Carbon-cutting promises fail for the very reason R&D promises need to be met. Green energy is far from ready to take over from fossil fuels, so vowing to cut emissions usually just means choking growth, which rarely succeeds.

The reality is that today, solar and wind energy together only deliver about 1 per cent of global energy. The International Energy Agency estimates that even by 2040, these will cover just over 4 per cent of global energy.

Despite governments encouraging the roll-out of green energy technology, renewables still have two big problems.

First, they take up an amazing amount of space which often replaces nature. To produce the energy equivalent to a one-hectare gas-fired power plant you would need 73 hectares of solar panels, 239 hectares of on-shore wind turbines, or an unbelievable 6,000 hectares of biomass.

Second – and more importantly – solar and wind power are intermittent or unreliable. Solar energy isn’t produced when it is overcast or at night-time. Wind energy isn’t produced when there is little or no wind.

We often hear that wind and solar energy are cheaper than fossil fuels, but at best that is only true when the wind is blowing or the sun is shining. On a windless dark night, the cost of wind and solar power is literally infinite. That is also why it is deeply misleading to compare the energy cost of wind or solar to fossil fuels only when it is windy and sunny.
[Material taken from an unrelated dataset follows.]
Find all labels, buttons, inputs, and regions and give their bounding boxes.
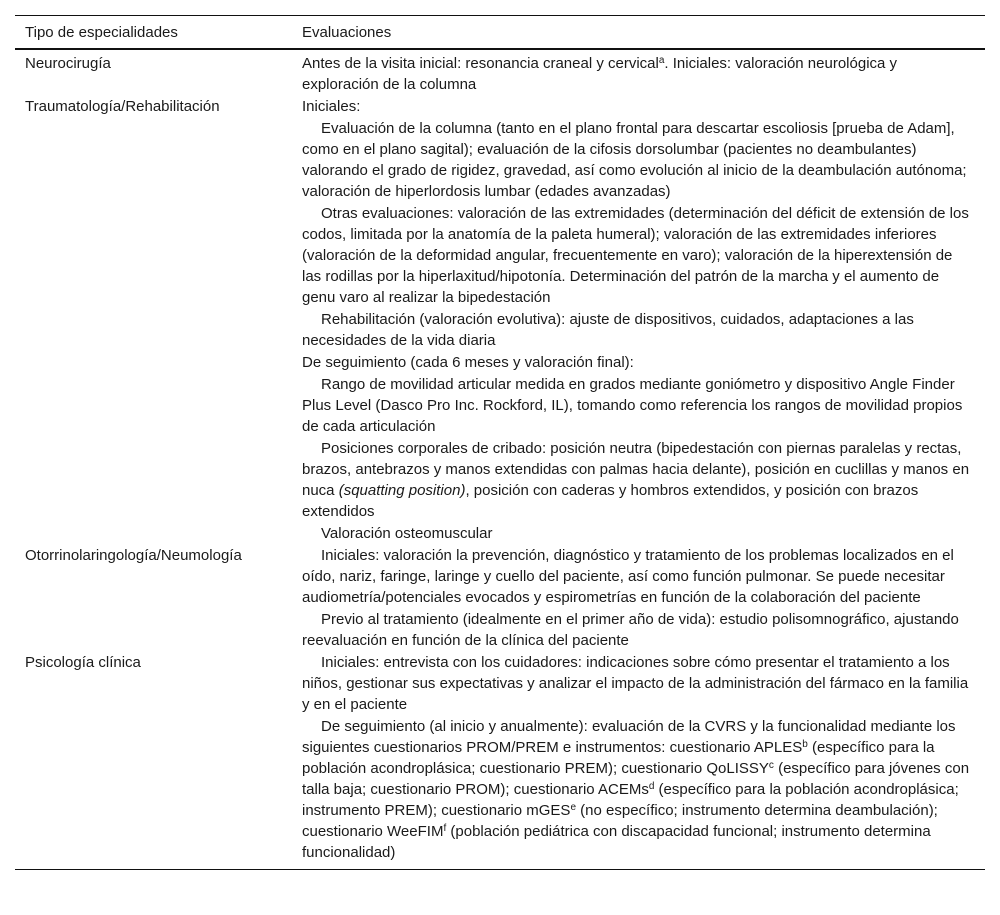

Since all solar energy is captured around the same time, the value quickly drops dramatically — one study shows that in California, when 30 per cent of the market share is solar energy, it will lose two-thirds of its value.

What’s more, because modern society requires 24 hours of power, even when solar or wind is introduced, it’s still necessary to pay for back-up service from fossil fuels (for when there’s no wind or sun). Only, these are now more expensive because fossil fuels have fewer hours to pay back the capital.

Battery technology is far from ready to help solar and wind energy last longer: in the US, total battery storage could power the nation for just 14 seconds.

The reality is that alternatives to fossil fuels just don’t cut it. And this reality goes a long way to explaining why carbon cutting promises have failed – and have failed to rein in temperature rises.

For almost anybody on the planet, getting access to more energy means more income, longer lives, less disease, and more education.

Typically, despite 30 years of climate policies, the cheapest way to achieve this is still through coal. The International Energy Agency‘s newest report finds that when adjusting for the unreliability of solar and wind, existing coal will be cheaper than new solar and wind in all the major regions until at least 2040.

This simple fact is the reason we do not yet have a solution to global warming: green energy mostly can’t yet compete globally with fossil fuels.

This is why, when 27 of the world’s top climate economists and 3 Nobel Laureates looked at the whole gamut of climate solutions for the Copenhagen Consensus, they found that green innovation is the best investment.

Investing dramatically more into green energy R&D means we can start looking for lots of solutions. It could mean better solar and wind, combined with batteries. We certainly should research those areas further (rather than erecting masses of inefficient solar panels and wind turbines today). But we also need to focus on exploring fusion, fission, water splitting and many other ideas.

David Cameron’s promise in 2015 should be more than just empty words. It committed the country to a pathway toward finding cheaper and better alternatives to fossil fuels. Three years have passed with little to show for it. It is time to recommit to that goal.